Raul Sirel
Software Technology and Applications Competence Center
Data mining and data analytics have become increasingly topical during the age of big data. Although providing numerous possibilities, the analysis of large datasets is often limited, because much of the interesting data is presented in the form of free text. The problem can be combated by utilising natural language processing (NLP)—a hybrid research field of computer science and linguistics. Despite of the intriguing perspectives of big data and NLP, several practical issues exist:
- most of the existing methodologies in NLP are usually language-specific and therefore not applicable for processing other languages,
- most of the research in NLP is currently focused on general language (e.g. newspaper articles). This makes it difficult to use the developed methods or models for analysing sublanguages (e.g. tweets or clinical notes),
- when working with sublanguages, it is often the problem that lexical resources (e.g. dictionaries or thesauri) built for general language correspond poorly to the actual language usage. More simply said, they do not contain the terms and concepts characteristic to the sublanguage,
- the existing NLP methods usually require large scale resources in order to be used in dig data analysis (i.e. they are not scalable).
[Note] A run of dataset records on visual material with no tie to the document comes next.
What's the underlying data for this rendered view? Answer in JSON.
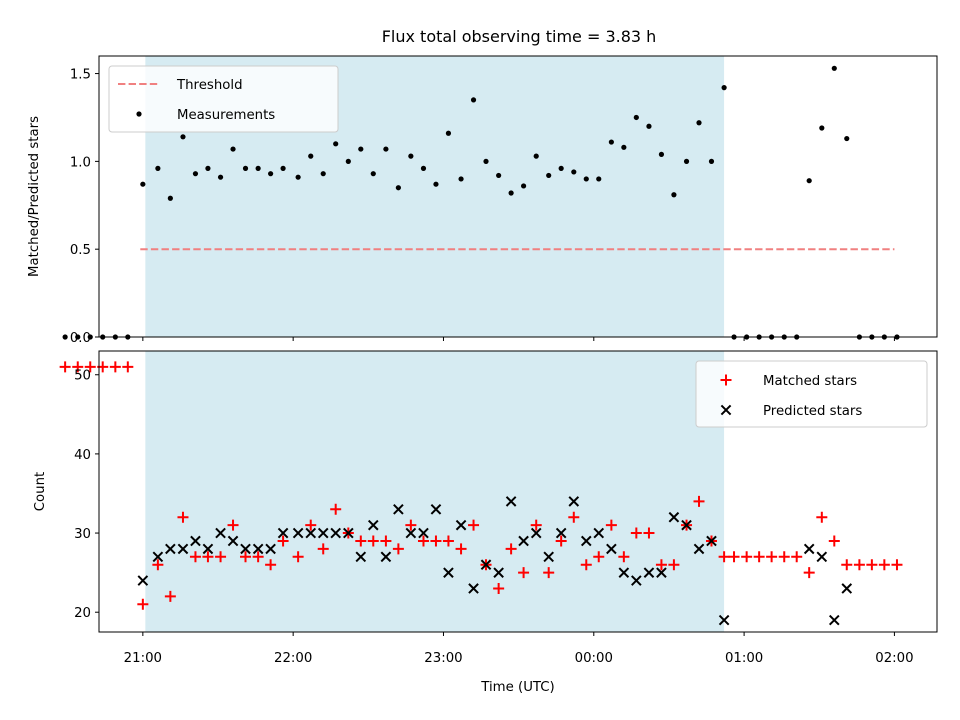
{
  "title": "Flux total observing time = 3.83 h",
  "colors": {
    "shade": "#add8e6",
    "threshold": "#f08080",
    "measurement": "#000000",
    "matched": "#ff0000",
    "predicted": "#000000"
  },
  "chart_data": [
    {
      "type": "scatter",
      "panel": "top",
      "ylabel": "Matched/Predicted stars",
      "xlabel": "",
      "ylim": [
        0,
        1.6
      ],
      "yticks": [
        0.0,
        0.5,
        1.0,
        1.5
      ],
      "ytick_labels": [
        "0.0",
        "0.5",
        "1.0",
        "1.5"
      ],
      "xlim_hours": [
        20.7083,
        26.2833
      ],
      "shaded_span_hours": [
        21.0167,
        24.8667
      ],
      "legend": {
        "position": "upper left",
        "entries": [
          "Threshold",
          "Measurements"
        ]
      },
      "threshold": {
        "name": "Threshold",
        "y": 0.5,
        "x_from": 20.983,
        "x_to": 26.0
      },
      "series": [
        {
          "name": "Measurements",
          "x": [
            20.483,
            20.567,
            20.65,
            20.733,
            20.817,
            20.9,
            21.0,
            21.1,
            21.183,
            21.267,
            21.35,
            21.433,
            21.517,
            21.6,
            21.683,
            21.767,
            21.85,
            21.933,
            22.033,
            22.117,
            22.2,
            22.283,
            22.367,
            22.45,
            22.533,
            22.617,
            22.7,
            22.783,
            22.867,
            22.95,
            23.033,
            23.117,
            23.2,
            23.283,
            23.367,
            23.45,
            23.533,
            23.617,
            23.7,
            23.783,
            23.867,
            23.95,
            24.033,
            24.117,
            24.2,
            24.283,
            24.367,
            24.45,
            24.533,
            24.617,
            24.7,
            24.783,
            24.867,
            24.933,
            25.017,
            25.1,
            25.183,
            25.267,
            25.35,
            25.433,
            25.517,
            25.6,
            25.683,
            25.767,
            25.85,
            25.933,
            26.017
          ],
          "y": [
            0,
            0,
            0,
            0,
            0,
            0,
            0.87,
            0.96,
            0.79,
            1.14,
            0.93,
            0.96,
            0.91,
            1.07,
            0.96,
            0.96,
            0.93,
            0.96,
            0.91,
            1.03,
            0.93,
            1.1,
            1.0,
            1.07,
            0.93,
            1.07,
            0.85,
            1.03,
            0.96,
            0.87,
            1.16,
            0.9,
            1.35,
            1.0,
            0.92,
            0.82,
            0.86,
            1.03,
            0.92,
            0.96,
            0.94,
            0.9,
            0.9,
            1.11,
            1.08,
            1.25,
            1.2,
            1.04,
            0.81,
            1.0,
            1.22,
            1.0,
            1.42,
            0,
            0,
            0,
            0,
            0,
            0,
            0.89,
            1.19,
            1.53,
            1.13,
            0,
            0,
            0,
            0
          ]
        }
      ]
    },
    {
      "type": "scatter",
      "panel": "bottom",
      "xlabel": "Time (UTC)",
      "ylabel": "Count",
      "ylim": [
        17.5,
        53
      ],
      "yticks": [
        20,
        30,
        40,
        50
      ],
      "ytick_labels": [
        "20",
        "30",
        "40",
        "50"
      ],
      "xticks_hours": [
        21,
        22,
        23,
        24,
        25,
        26
      ],
      "xtick_labels": [
        "21:00",
        "22:00",
        "23:00",
        "00:00",
        "01:00",
        "02:00"
      ],
      "xlim_hours": [
        20.7083,
        26.2833
      ],
      "shaded_span_hours": [
        21.0167,
        24.8667
      ],
      "legend": {
        "position": "upper right",
        "entries": [
          "Matched stars",
          "Predicted stars"
        ]
      },
      "series": [
        {
          "name": "Matched stars",
          "marker": "plus",
          "x": [
            20.483,
            20.567,
            20.65,
            20.733,
            20.817,
            20.9,
            21.0,
            21.1,
            21.183,
            21.267,
            21.35,
            21.433,
            21.517,
            21.6,
            21.683,
            21.767,
            21.85,
            21.933,
            22.033,
            22.117,
            22.2,
            22.283,
            22.367,
            22.45,
            22.533,
            22.617,
            22.7,
            22.783,
            22.867,
            22.95,
            23.033,
            23.117,
            23.2,
            23.283,
            23.367,
            23.45,
            23.533,
            23.617,
            23.7,
            23.783,
            23.867,
            23.95,
            24.033,
            24.117,
            24.2,
            24.283,
            24.367,
            24.45,
            24.533,
            24.617,
            24.7,
            24.783,
            24.867,
            24.933,
            25.017,
            25.1,
            25.183,
            25.267,
            25.35,
            25.433,
            25.517,
            25.6,
            25.683,
            25.767,
            25.85,
            25.933,
            26.017
          ],
          "y": [
            51,
            51,
            51,
            51,
            51,
            51,
            21,
            26,
            22,
            32,
            27,
            27,
            27,
            31,
            27,
            27,
            26,
            29,
            27,
            31,
            28,
            33,
            30,
            29,
            29,
            29,
            28,
            31,
            29,
            29,
            29,
            28,
            31,
            26,
            23,
            28,
            25,
            31,
            25,
            29,
            32,
            26,
            27,
            31,
            27,
            30,
            30,
            26,
            26,
            31,
            34,
            29,
            27,
            27,
            27,
            27,
            27,
            27,
            27,
            25,
            32,
            29,
            26,
            26,
            26,
            26,
            26
          ]
        },
        {
          "name": "Predicted stars",
          "marker": "x",
          "x": [
            21.0,
            21.1,
            21.183,
            21.267,
            21.35,
            21.433,
            21.517,
            21.6,
            21.683,
            21.767,
            21.85,
            21.933,
            22.033,
            22.117,
            22.2,
            22.283,
            22.367,
            22.45,
            22.533,
            22.617,
            22.7,
            22.783,
            22.867,
            22.95,
            23.033,
            23.117,
            23.2,
            23.283,
            23.367,
            23.45,
            23.533,
            23.617,
            23.7,
            23.783,
            23.867,
            23.95,
            24.033,
            24.117,
            24.2,
            24.283,
            24.367,
            24.45,
            24.533,
            24.617,
            24.7,
            24.783,
            24.867,
            25.433,
            25.517,
            25.6,
            25.683
          ],
          "y": [
            24,
            27,
            28,
            28,
            29,
            28,
            30,
            29,
            28,
            28,
            28,
            30,
            30,
            30,
            30,
            30,
            30,
            27,
            31,
            27,
            33,
            30,
            30,
            33,
            25,
            31,
            23,
            26,
            25,
            34,
            29,
            30,
            27,
            30,
            34,
            29,
            30,
            28,
            25,
            24,
            25,
            25,
            32,
            31,
            28,
            29,
            19,
            28,
            27,
            19,
            23
          ]
        }
      ]
    }
  ]
}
Thus it was the purpose of this research to develop a flexible software solution for analysing free text datasets that takes into account the linguistic and typological properties of the target (sub)language. As the proposed solution was based on extracting relevant concepts from domain corpora using statistical language models, it does not require existing lexical resources for analysing the texts. The developed software has been packaged as the Terminology EXtraction and Text Analytics (TEXTA) Toolkit, a web-based collection of tools for extracting relevant information from arbitrary free text datasets.
The toolkit is domain independent and can therefore be used for analysing datasets in different (sub)languages. The robustness of the toolkit makes it highly scalable and suitable for processing datasets containing millions of documents.